We recognise the importance of having arrangements in place on GIs, on wine and on organics, so we will not oppose these statutory instruments. However, we believe that in too many cases, they are just bridging measures. With so many businesses struggling at the moment, there are many questions to be answered, and I hope that the Minister will be able to provide some answers.
I will do my best. This is not the time or the place for a discussion of the rights and wrongs of Brexit, or indeed the rights and wrongs of the TCA. I am extremely pleased that we were able to agree a tariff-free arrangement for trading with our friends and neighbours in the EU.
The UK GIs are already on the EU register and, as such, they remain protected.

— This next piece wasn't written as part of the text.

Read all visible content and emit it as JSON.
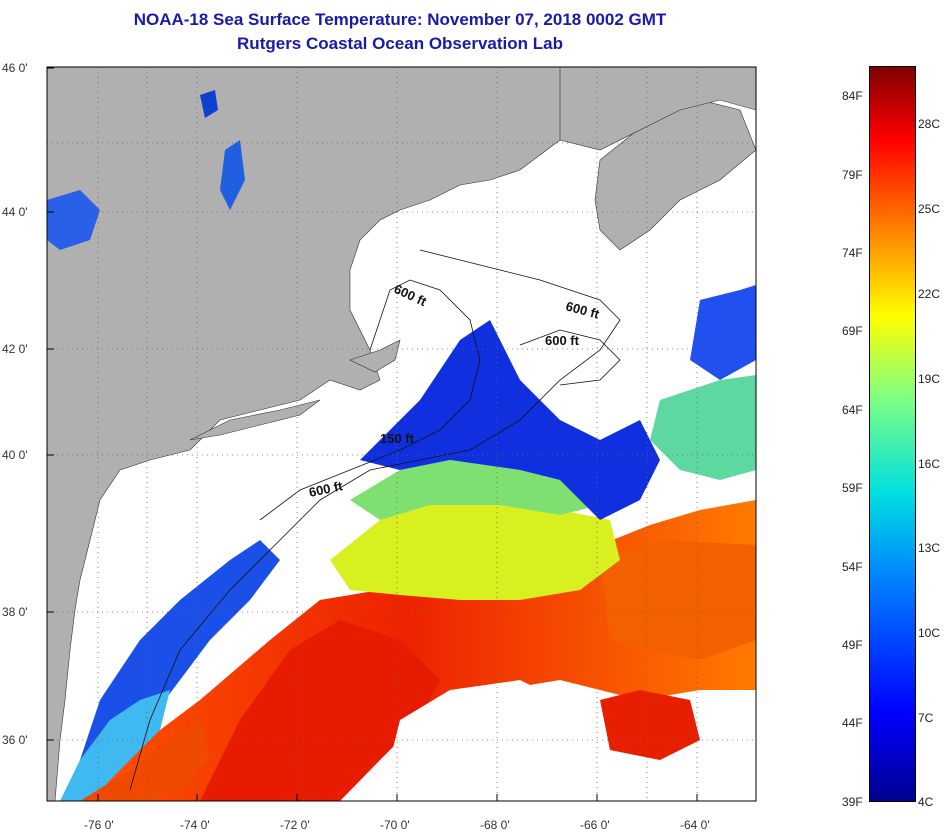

We have agreed a review clause in the TCA, so that we can agree the rules with the Commission in future on how we protect GIs. I think that is a perfectly satisfactory arrangement. I have discussed with the hon. Gentleman before how ambitious the Government are in the GI space, and I feel that this system will work well for both sides.

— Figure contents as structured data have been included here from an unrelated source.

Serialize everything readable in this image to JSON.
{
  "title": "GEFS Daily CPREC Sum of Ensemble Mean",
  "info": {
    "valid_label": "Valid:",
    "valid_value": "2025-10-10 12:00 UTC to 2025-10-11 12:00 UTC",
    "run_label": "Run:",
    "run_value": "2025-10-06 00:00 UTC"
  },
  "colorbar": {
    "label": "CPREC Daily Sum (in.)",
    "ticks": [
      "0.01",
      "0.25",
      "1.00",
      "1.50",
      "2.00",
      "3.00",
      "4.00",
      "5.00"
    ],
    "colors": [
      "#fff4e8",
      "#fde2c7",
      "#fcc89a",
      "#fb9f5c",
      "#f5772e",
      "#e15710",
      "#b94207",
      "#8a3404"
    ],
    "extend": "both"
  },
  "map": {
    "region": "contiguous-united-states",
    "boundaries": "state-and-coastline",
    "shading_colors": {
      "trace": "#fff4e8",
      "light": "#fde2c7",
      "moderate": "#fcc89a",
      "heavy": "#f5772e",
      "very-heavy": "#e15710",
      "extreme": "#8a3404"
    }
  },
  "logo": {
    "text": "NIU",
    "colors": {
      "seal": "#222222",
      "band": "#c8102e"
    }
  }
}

I turn to some specifics. VI-1s are already established for imports from other non-EU sources of wine, of which there are many, as we all know. We have a competitive market for wine in the UK, and we decided that the existing rules should be retained for imports from the EU, rather than establishing a new and specific EU policy. The policy was decided in the interests of treating the wine industry as a whole. Nevertheless, this instrument provides an easement to give traders time to get used to the new arrangements until 1 July. That will allow EU wine to continue to be imported using commercial documentation, as it was when the UK was subject to the previous EU rules.

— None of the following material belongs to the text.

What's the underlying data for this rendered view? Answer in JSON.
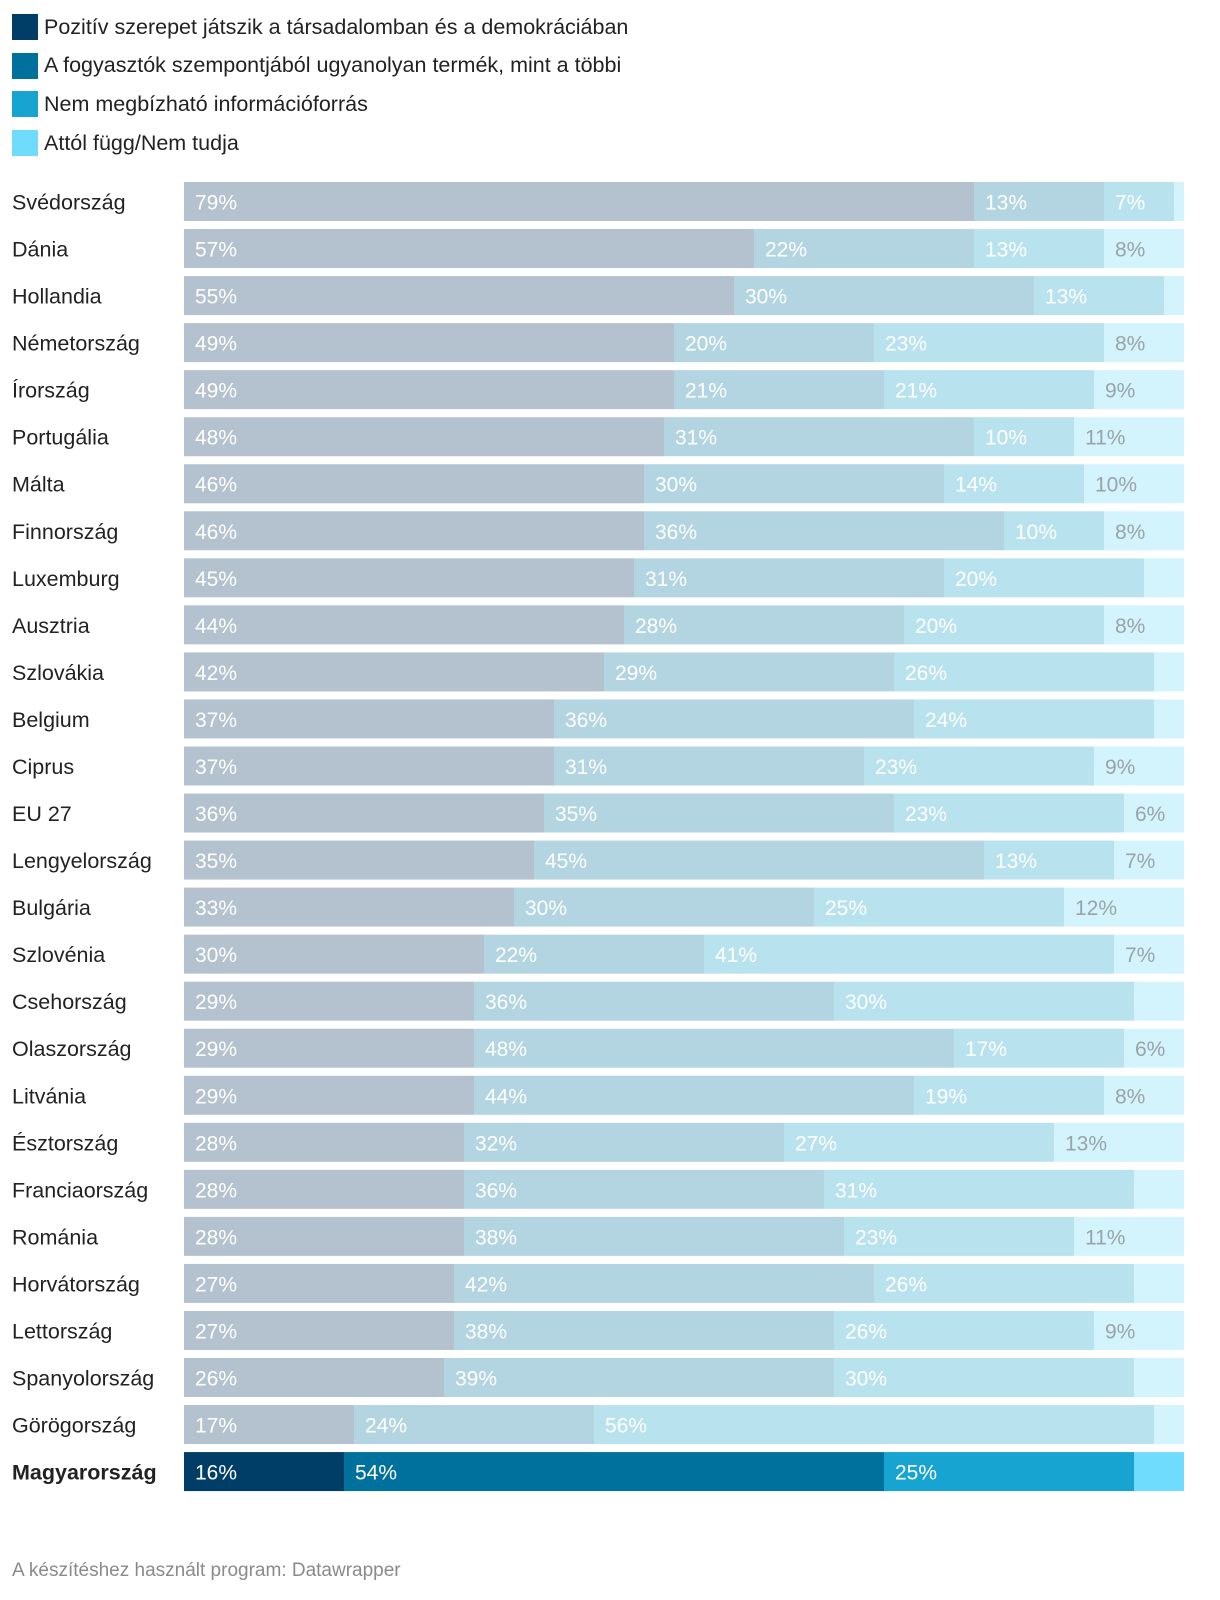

The hon. Gentleman pressed me about the future. It is true that leaving the EU gives us the ability to look critically at the laws we have inherited from the EU, to ensure that they remain fit for purpose. In a world where we drink wine from all around the world—including from on our own shores—we will consider in due course whether there is a case for revisiting the requirements of the VI-1 certification.
The hon. Gentleman asked about organics. We are committed to the highest organic standards and will carefully consider any enhancements to them. This is the beginning of a new chapter for the UK. We will use the Agriculture Act 2020 to set an ambitious new course for the organic sector. We are working to ensure that organic goods can continue to move freely between Great Britain and Northern Ireland. In terms of movement into Northern Ireland, through the Joint Committee agreement and the UK-EU TCA, we have secured easements to allow time for adjustments to take place. The easement on the requirement of certificates of inspection will ensure the smooth flow of the majority of organic products at the border for three months. During that time, we are engaging heavily with the organics sector, the Northern Ireland Executive, port authorities and others, to help them to prepare for the end of the easement in April. In the light of that, I ask that the Committee approve these statutory instruments.
Question put and agreed to.
ORGANIC PRODUCTION (ORGANIC INDICATIONS) (AMENDMENT) (EU EXIT) REGULATIONS 2020
That the Committee has considered the Organic Production (Organic Indications) (Amendment) (EU Exit) Regulations 2020 (S.I. 2020, No. 1669.)—(Victoria Prentis.)